WASHINGTON, Oct 3, 2001 (AFP) -- A plan for Sudan to arrest Osama bin Laden in 1996 fell through when the United States found it unable to put him on trial and failed to convince Saudi Arabia to take him, the Washington Post reported Wednesday.

The newspaper said the US administration of then-president Bill Clinton had secretly spoken with the Sudanese government on a plan to seize the Saudi-born extremist -- who is now blamed for the devastating September 11 attacks on New York and the Pentagon -- but let the idea go after evaluating the situation, according to US officials.

Bin Laden had been living in Sudan at the time, after being expelled from Saudi Arabia.

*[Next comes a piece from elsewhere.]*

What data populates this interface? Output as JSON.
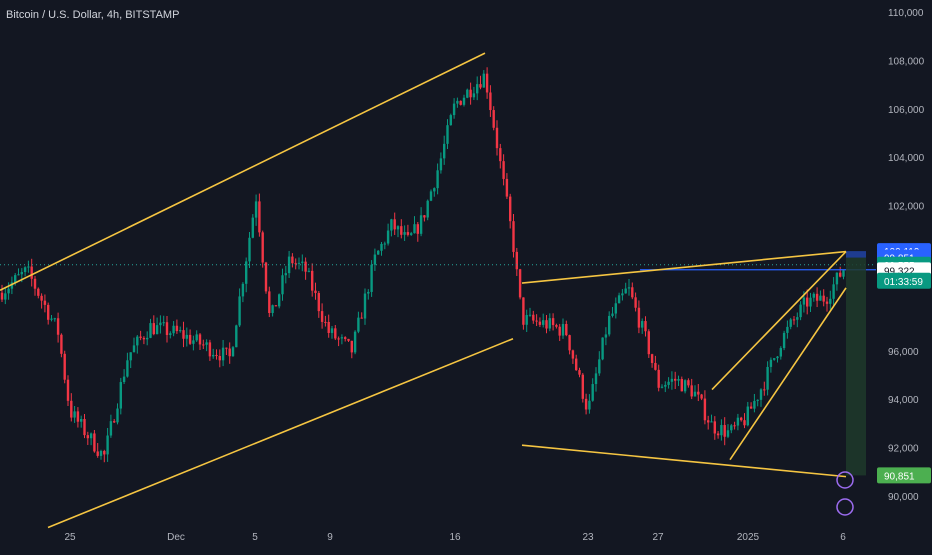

"Had we been able to roll up bin Laden then ... we probably never would have seen a September 11th," the newspaper quoted an unnamed US government anti-terrorism official as saying.

The newspaper said the United States had not, at that point, compiled sufficient evidence to try bin Laden on its own territory, despite him being seen by intelligence officers as a rising threat.

Former US national security advisor Sandy Berger told the newspaper that the US constitution would have made it difficult to win a conviction. "Our first choice was to send him some place where justice is more 'streamlined'," he said.

The newspaper said Clinton and his officials hoped that place would be Saudi Arabia, bin Laden's birth country which had forced him into exile in 1991 and stripped him of his citizenship three years later.

But Riyadh had refused, the Washington Post said, leaving US officials to simply make sure Sudan expelled bin Laden, tearing him away from his business and extremist contacts in the country.

Bin Laden made his way to Afghanistan in 1996, where he is believed to have holed up ever since.